Can the Price of Noodles Overthrow a Government? An article by The Compass
August 27, 2021
With Western Australia being predominantly an export state, farmers rarely have the opportunity to see the impact of their product in the market. Those that have had the chance are invariably glowing from the experience. There is satisfaction in seeing WA lamb on a Dubai restaurant’s menu, or watching WA wheat-based dough extruded into the two-minute noodles sustaining incalculable numbers of Indonesians, or musing over how many bottles of Japanese Kirin will be brewed from that sweet-scented batch of malted WA barley. As positive as that connection is, farming is not sustained by goodwill and the price the farmer receives for their commodities is essential to ensuring paddocks are sown and animals raised every season. This year, most farmers are enjoying higher than normal prices across almost every commodity. But what do high prices mean beyond the sales contract?
Not surprisingly, the FAO’s Food Price Index indicates that July 2021 global food prices are 34% higher than last year and the peak this year has been the highest since 2011. However, the consequence of such an increase is not uniform across nations.
Part of the feel-good factor WA growers receive when seeing their product in the market is the knowledge it provides sustenance to many millions of people. Although some of WA farmers’ product could be considered premium and hence discretionary, the vast volume provides essential calorific input for humans, directly and indirectly (through animal feed), and is exported to nations where a significant proportion of average daily income is spent on basic food essentials. Historically, residents of countries such as the Philippines, Indonesia, Thailand and Vietnam (all top 5 Australian wheat importers) spend between 25% and 45% of their average income on food. By comparison, Australians spend less than 10%. There is, literally, little fat in our primary export customers’ food budgets. For wealthy countries, people may not like a higher price for their pulled pork panini but can pay up – and this pushes prices up beyond the capacity of poorer nations.
Accordingly, high commodity prices are having an impact. Using wheat, for example, recent tenders have been cancelled due to ‘sticker shock’ arising from the latest price rise. Compounding the problem, Russia, the largest single global wheat exporter currently has a $31.40 (USD) per tonne export tariff applied to its wheat to protect its own local prices. For countries reliant on imports, the inevitable can only be delayed and they will need to meet the market, which inflates the price of food further. The complicating factor is that politically volatile and price-sensitive countries in South-East Asia and the Middle East are WA’s biggest export customers.

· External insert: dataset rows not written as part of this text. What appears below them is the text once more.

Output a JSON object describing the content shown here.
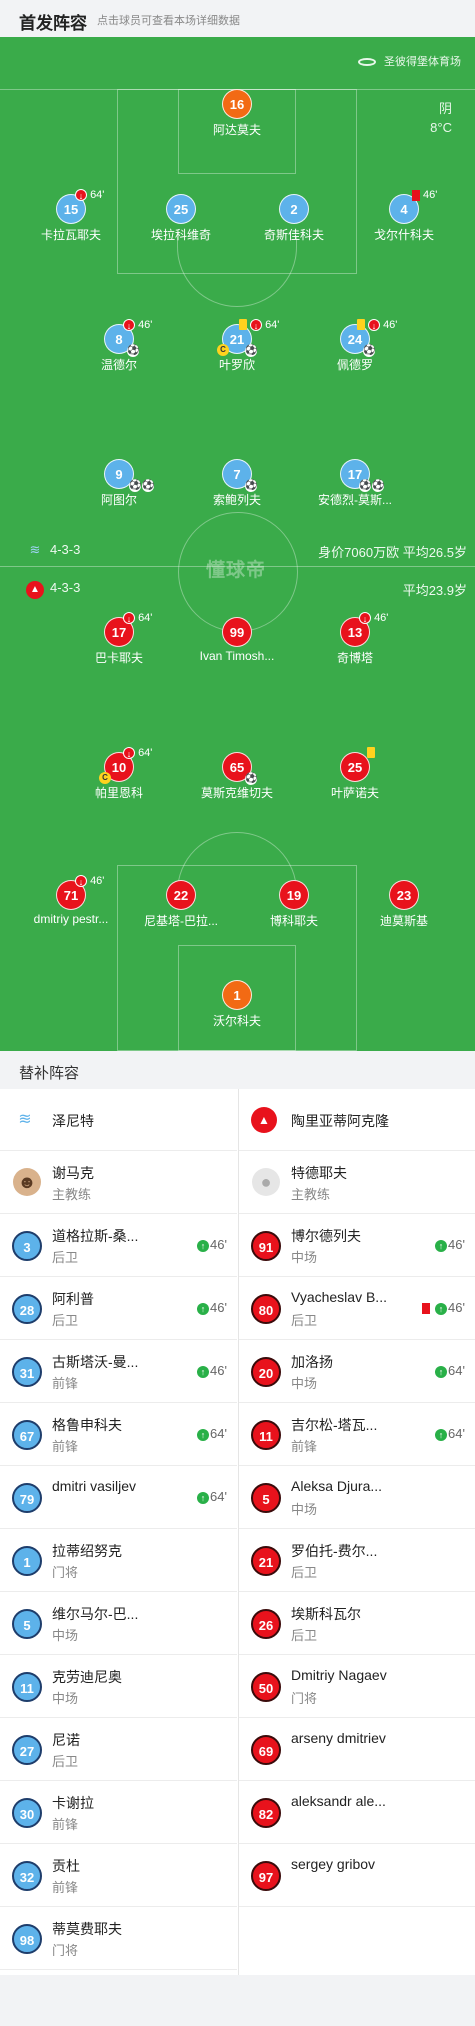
{
  "header": {
    "title": "首发阵容",
    "subtitle": "点击球员可查看本场详细数据"
  },
  "venue": "圣彼得堡体育场",
  "weather": {
    "condition": "阴",
    "temp": "8°C"
  },
  "home": {
    "formation": "4-3-3",
    "market": "身价7060万欧 平均26.5岁",
    "color": "#5db2ea",
    "players": [
      {
        "num": "16",
        "name": "阿达莫夫",
        "color": "orange"
      },
      {
        "num": "15",
        "name": "卡拉瓦耶夫",
        "sub": "64'"
      },
      {
        "num": "25",
        "name": "埃拉科维奇"
      },
      {
        "num": "2",
        "name": "奇斯佳科夫"
      },
      {
        "num": "4",
        "name": "戈尔什科夫",
        "sub": "46'"
      },
      {
        "num": "8",
        "name": "温德尔",
        "sub": "46'"
      },
      {
        "num": "21",
        "name": "叶罗欣",
        "sub": "64'",
        "yellow": true,
        "captain": "C"
      },
      {
        "num": "24",
        "name": "佩德罗",
        "sub": "46'",
        "yellow": true
      },
      {
        "num": "9",
        "name": "阿图尔"
      },
      {
        "num": "7",
        "name": "索鲍列夫"
      },
      {
        "num": "17",
        "name": "安德烈-莫斯..."
      }
    ]
  },
  "away": {
    "formation": "4-3-3",
    "market": "平均23.9岁",
    "color": "#e8121c",
    "players": [
      {
        "num": "17",
        "name": "巴卡耶夫",
        "sub": "64'"
      },
      {
        "num": "99",
        "name": "Ivan Timosh..."
      },
      {
        "num": "13",
        "name": "奇博塔",
        "sub": "46'"
      },
      {
        "num": "10",
        "name": "帕里恩科",
        "sub": "64'",
        "captain": "C"
      },
      {
        "num": "65",
        "name": "莫斯克维切夫"
      },
      {
        "num": "25",
        "name": "叶萨诺夫",
        "yellow": true
      },
      {
        "num": "71",
        "name": "dmitriy pestr...",
        "sub": "46'"
      },
      {
        "num": "22",
        "name": "尼基塔-巴拉..."
      },
      {
        "num": "19",
        "name": "博科耶夫"
      },
      {
        "num": "23",
        "name": "迪莫斯基"
      },
      {
        "num": "1",
        "name": "沃尔科夫",
        "color": "orange"
      }
    ]
  },
  "watermark": "懂球帝",
  "subs": {
    "title": "替补阵容",
    "home": {
      "team": "泽尼特",
      "coach": {
        "name": "谢马克",
        "role": "主教练"
      },
      "players": [
        {
          "num": "3",
          "name": "道格拉斯-桑...",
          "pos": "后卫",
          "time": "46'"
        },
        {
          "num": "28",
          "name": "阿利普",
          "pos": "后卫",
          "time": "46'"
        },
        {
          "num": "31",
          "name": "古斯塔沃-曼...",
          "pos": "前锋",
          "time": "46'"
        },
        {
          "num": "67",
          "name": "格鲁申科夫",
          "pos": "前锋",
          "time": "64'"
        },
        {
          "num": "79",
          "name": "dmitri vasiljev",
          "pos": "",
          "time": "64'"
        },
        {
          "num": "1",
          "name": "拉蒂绍努克",
          "pos": "门将"
        },
        {
          "num": "5",
          "name": "维尔马尔-巴...",
          "pos": "中场"
        },
        {
          "num": "11",
          "name": "克劳迪尼奥",
          "pos": "中场"
        },
        {
          "num": "27",
          "name": "尼诺",
          "pos": "后卫"
        },
        {
          "num": "30",
          "name": "卡谢拉",
          "pos": "前锋"
        },
        {
          "num": "32",
          "name": "贡杜",
          "pos": "前锋"
        },
        {
          "num": "98",
          "name": "蒂莫费耶夫",
          "pos": "门将"
        }
      ]
    },
    "away": {
      "team": "陶里亚蒂阿克隆",
      "coach": {
        "name": "特德耶夫",
        "role": "主教练"
      },
      "players": [
        {
          "num": "91",
          "name": "博尔德列夫",
          "pos": "中场",
          "time": "46'"
        },
        {
          "num": "80",
          "name": "Vyacheslav B...",
          "pos": "后卫",
          "time": "46'",
          "red": true
        },
        {
          "num": "20",
          "name": "加洛扬",
          "pos": "中场",
          "time": "64'"
        },
        {
          "num": "11",
          "name": "吉尔松-塔瓦...",
          "pos": "前锋",
          "time": "64'"
        },
        {
          "num": "5",
          "name": "Aleksa Djura...",
          "pos": "中场"
        },
        {
          "num": "21",
          "name": "罗伯托-费尔...",
          "pos": "后卫"
        },
        {
          "num": "26",
          "name": "埃斯科瓦尔",
          "pos": "后卫"
        },
        {
          "num": "50",
          "name": "Dmitriy Nagaev",
          "pos": "门将"
        },
        {
          "num": "69",
          "name": "arseny dmitriev",
          "pos": ""
        },
        {
          "num": "82",
          "name": "aleksandr ale...",
          "pos": ""
        },
        {
          "num": "97",
          "name": "sergey gribov",
          "pos": ""
        }
      ]
    }
  }
}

The Arab Spring in the early 2010s, where multiple governments including those of Tunisia, Libya and Egypt were overthrown, was believed to be at least partially driven by high food prices (Egypt is the number one global wheat importer). The turmoil of Middle East unrest gave energy to ISIS, started civil wars and resulted in mass refugee movements. Some will debate that resultant border sensitivities then gave rise to populist government support and the UK leaving the EU. Whatever the eventual knock-on consequences, hungry people are understandably desperate. Britain’s MI5 has a maxim that any society is “four meals away from anarchy” - and some countries are closer to the four meal threshold than others.
Nobody knows the consequences, if any, that will come from the current bout of high prices. But the world should not underestimate the impact of something as simple as the price of a bowl of noodles.